Philosophisch knüpft Koslowski an die Hermeneutik Friedrich Schleiermachers und Wilhelm Diltheys sowie die sich daraus herleitende ökonomische Theorie der historischen Schule Gustav von Schmollers an. Ökonomie ist ein Aspekt des gesamten gesellschaftlichen Lebens wie auch Kultur, Politik oder Recht. Wirtschaftsethik begründet sich allein schon durch die Nebenwirkungen ökonomischen Handels auf die anderen Lebensbereiche.[7] Die Bestimmung des sittlich Guten erfolgt auf einer diesen Teilsystemen vorgeordneten Ebene:

„Es ist eine der Grundeinsichten des Naturrechts, dass das Gute nicht in einem Prinzip oder Wert ausgedrückt werden kann, sondern unter Berücksichtigung der Totalität der Wirklichkeit als die Verwirklichung der vollkommenen Natur der Sache zu bestimmen ist.“[8]

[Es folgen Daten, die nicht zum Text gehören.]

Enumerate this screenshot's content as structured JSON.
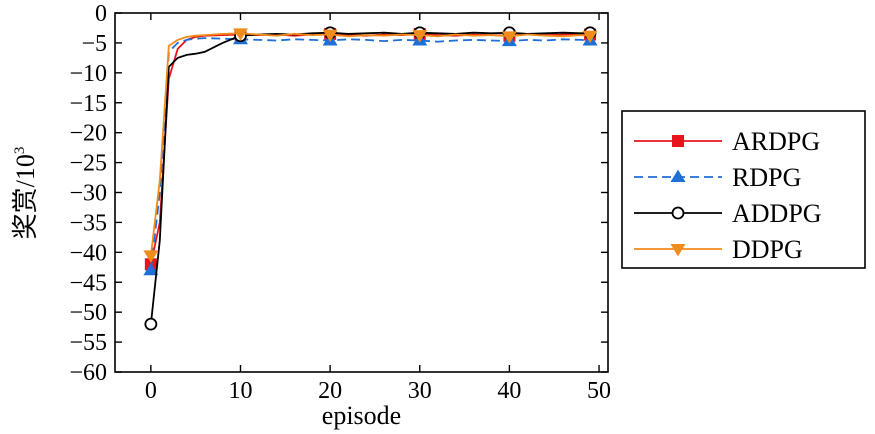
{
  "chart_data": {
    "type": "line",
    "xlabel": "episode",
    "ylabel": "奖赏/10",
    "ylabel_sup": "3",
    "xlim": [
      -4,
      51
    ],
    "ylim": [
      -60,
      0
    ],
    "xticks": [
      0,
      10,
      20,
      30,
      40,
      50
    ],
    "yticks": [
      0,
      -5,
      -10,
      -15,
      -20,
      -25,
      -30,
      -35,
      -40,
      -45,
      -50,
      -55,
      -60
    ],
    "grid": false,
    "legend_position": "right",
    "series": [
      {
        "name": "ARDPG",
        "color": "#e8141b",
        "marker": "square",
        "dashed": false,
        "x": [
          0,
          1,
          2,
          3,
          4,
          5,
          6,
          8,
          10,
          12,
          14,
          16,
          18,
          20,
          22,
          24,
          26,
          28,
          30,
          32,
          34,
          36,
          38,
          40,
          42,
          44,
          46,
          48,
          49
        ],
        "y": [
          -42,
          -35,
          -11,
          -6,
          -4.5,
          -4,
          -3.8,
          -3.7,
          -3.6,
          -3.7,
          -3.6,
          -3.8,
          -3.6,
          -3.5,
          -3.7,
          -3.8,
          -3.6,
          -3.7,
          -3.5,
          -3.7,
          -3.8,
          -3.6,
          -3.7,
          -3.8,
          -3.6,
          -3.7,
          -3.6,
          -3.5,
          -3.6
        ],
        "marker_x": [
          0,
          10,
          20,
          30,
          40,
          49
        ],
        "marker_y": [
          -42,
          -3.6,
          -3.5,
          -3.5,
          -3.8,
          -3.6
        ]
      },
      {
        "name": "RDPG",
        "color": "#1f6fd6",
        "marker": "triangle-up",
        "dashed": true,
        "x": [
          0,
          1,
          2,
          3,
          4,
          5,
          6,
          8,
          10,
          12,
          14,
          16,
          18,
          20,
          22,
          24,
          26,
          28,
          30,
          32,
          34,
          36,
          38,
          40,
          42,
          44,
          46,
          48,
          49
        ],
        "y": [
          -43,
          -30,
          -6.5,
          -5,
          -4.5,
          -4.3,
          -4.2,
          -4.3,
          -4.4,
          -4.5,
          -4.6,
          -4.4,
          -4.5,
          -4.6,
          -4.4,
          -4.5,
          -4.7,
          -4.5,
          -4.6,
          -4.8,
          -4.6,
          -4.5,
          -4.6,
          -4.7,
          -4.5,
          -4.6,
          -4.4,
          -4.5,
          -4.6
        ],
        "marker_x": [
          0,
          10,
          20,
          30,
          40,
          49
        ],
        "marker_y": [
          -43,
          -4.4,
          -4.6,
          -4.6,
          -4.7,
          -4.6
        ]
      },
      {
        "name": "ADDPG",
        "color": "#000000",
        "marker": "circle-open",
        "dashed": false,
        "x": [
          0,
          1,
          2,
          3,
          4,
          5,
          6,
          8,
          10,
          12,
          14,
          16,
          18,
          20,
          22,
          24,
          26,
          28,
          30,
          32,
          34,
          36,
          38,
          40,
          42,
          44,
          46,
          48,
          49
        ],
        "y": [
          -52,
          -38,
          -9,
          -7.5,
          -7,
          -6.8,
          -6.5,
          -5,
          -3.8,
          -3.6,
          -3.5,
          -3.6,
          -3.4,
          -3.3,
          -3.5,
          -3.4,
          -3.3,
          -3.5,
          -3.3,
          -3.4,
          -3.5,
          -3.3,
          -3.4,
          -3.3,
          -3.5,
          -3.4,
          -3.3,
          -3.4,
          -3.3
        ],
        "marker_x": [
          0,
          10,
          20,
          30,
          40,
          49
        ],
        "marker_y": [
          -52,
          -3.8,
          -3.3,
          -3.3,
          -3.3,
          -3.3
        ]
      },
      {
        "name": "DDPG",
        "color": "#f08c1c",
        "marker": "triangle-down",
        "dashed": false,
        "x": [
          0,
          1,
          2,
          3,
          4,
          5,
          6,
          8,
          10,
          12,
          14,
          16,
          18,
          20,
          22,
          24,
          26,
          28,
          30,
          32,
          34,
          36,
          38,
          40,
          42,
          44,
          46,
          48,
          49
        ],
        "y": [
          -40.5,
          -28,
          -5.5,
          -4.5,
          -4,
          -3.8,
          -3.7,
          -3.5,
          -3.4,
          -3.6,
          -3.8,
          -3.5,
          -3.7,
          -3.6,
          -3.9,
          -3.7,
          -3.8,
          -3.6,
          -3.7,
          -3.9,
          -3.6,
          -3.8,
          -3.7,
          -3.9,
          -3.6,
          -3.8,
          -3.9,
          -3.7,
          -3.8
        ],
        "marker_x": [
          0,
          10,
          20,
          30,
          40,
          49
        ],
        "marker_y": [
          -40.5,
          -3.4,
          -3.6,
          -3.7,
          -3.9,
          -3.8
        ]
      }
    ]
  }
}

Die Ökonomie kann nur über die richtige Allokation von Ressourcen Auskunft geben. Welche Zwecksetzungen verfolgt werden, ist hingegen Sache der Ethik.[9] Inhaltlich sieht Koslowski die Wirtschaftsethik als eine deontologische Ethik, die sich einerseits an Kant und andererseits an der matrialen Wertethik von Max Scheler orientiert.

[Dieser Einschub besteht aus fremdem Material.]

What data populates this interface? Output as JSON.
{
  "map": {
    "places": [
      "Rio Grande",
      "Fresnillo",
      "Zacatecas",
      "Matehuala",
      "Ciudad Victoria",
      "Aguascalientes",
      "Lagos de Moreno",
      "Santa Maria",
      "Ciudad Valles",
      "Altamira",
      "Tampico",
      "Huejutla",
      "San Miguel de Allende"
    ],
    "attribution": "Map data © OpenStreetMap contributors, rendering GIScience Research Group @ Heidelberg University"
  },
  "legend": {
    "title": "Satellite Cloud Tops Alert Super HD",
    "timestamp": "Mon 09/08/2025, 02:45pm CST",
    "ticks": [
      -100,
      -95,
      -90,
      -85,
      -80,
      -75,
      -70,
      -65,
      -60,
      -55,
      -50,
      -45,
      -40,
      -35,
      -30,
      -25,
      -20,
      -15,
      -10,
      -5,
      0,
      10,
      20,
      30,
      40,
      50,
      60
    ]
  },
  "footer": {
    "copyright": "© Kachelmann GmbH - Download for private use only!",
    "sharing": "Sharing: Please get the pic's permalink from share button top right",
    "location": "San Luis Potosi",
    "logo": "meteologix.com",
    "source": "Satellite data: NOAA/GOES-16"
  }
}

Im wirtschaftlichen Zusammenleben gibt es nach Koslowski in allen historischen und gegenwärtigen Gesellschaften drei Typen des Austausches: den sozial bestimmten Austausch in der Familie, den Austausch auf Märkten und hoheitlichen Zwangstausch. Es ist lediglich eine Frage der Ausprägung, welche Tauschform in welchem Grad zum Zuge kommt. Dabei führt die Geschichte zu einer immer stärkeren Individualisierung, die insbesondere in der Aufklärung stark befördert wurde. Dies führt in modernen Gesellschaften zur Dominanz des Marktes gegenüber den anderen Tauschformen. Im Kapitalismus finden sich drei prägende Strukturmerkmale: Das Privateigentum, das Gewinnstreben und die Koordination der Handlungen durch Märkte.

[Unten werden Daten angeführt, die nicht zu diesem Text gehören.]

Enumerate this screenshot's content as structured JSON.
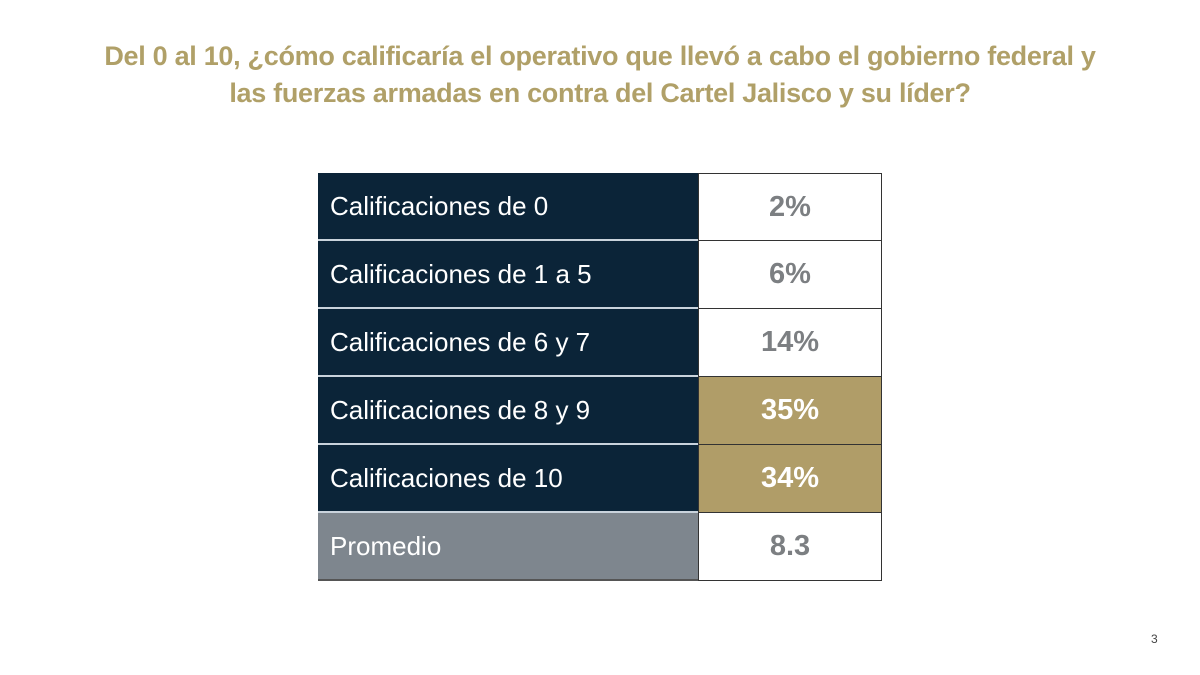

Den ökonomischen Modellen, die im Markt eine Institution sehen, die zu einem Optimum führt, liegen idealisierte Annahmen zugrunde, die in der Praxis niemals gegeben sind. Danach gibt es eine ausreichend große Anzahl von Anbietern und Nachfragern, Anpassungen erfolgen ohne Kosten und Zeitverlust und die Durchsetzung der Marktbedingungen erfolgt ohne Transaktionskosten. In der Praxis bedarf es Mechanismen, die die Abweichungen von den idealen Bedingungen kompensieren. So haben sich im Handelsbrauch Zuverlässigkeit und Vertrauen als besondere ethische Werte herausgebildet. Allerdings besteht bei rein ethisch begründeten Regelungen das Schwarzfahrer-Problem. Je größer der Markt und je geringer die soziale Kontrolle, umso größer ist die Gefahr, dass sich einzelne auf Kosten der Gesamtheit ungerechtfertigt bereichern. Koslowski sieht hierin eine Dilemma-Situation (Gefangenendilemma), die aufgrund der unvollständigen Information und der dadurch begründeten Unsicherheit nicht zu überwinden ist. Neben dem Marktversagen ist daher ein Ethikversagen wahrscheinlich.[8] Der alleinige Ausweg ist die Überzeugung, dass es extern bestimmte Werte zum Beispiel in der Religion, im Naturrecht oder in regulativen Ideen (Kant) gibt, die den Einzelnen zu einem ethischen Verhalten veranlassen.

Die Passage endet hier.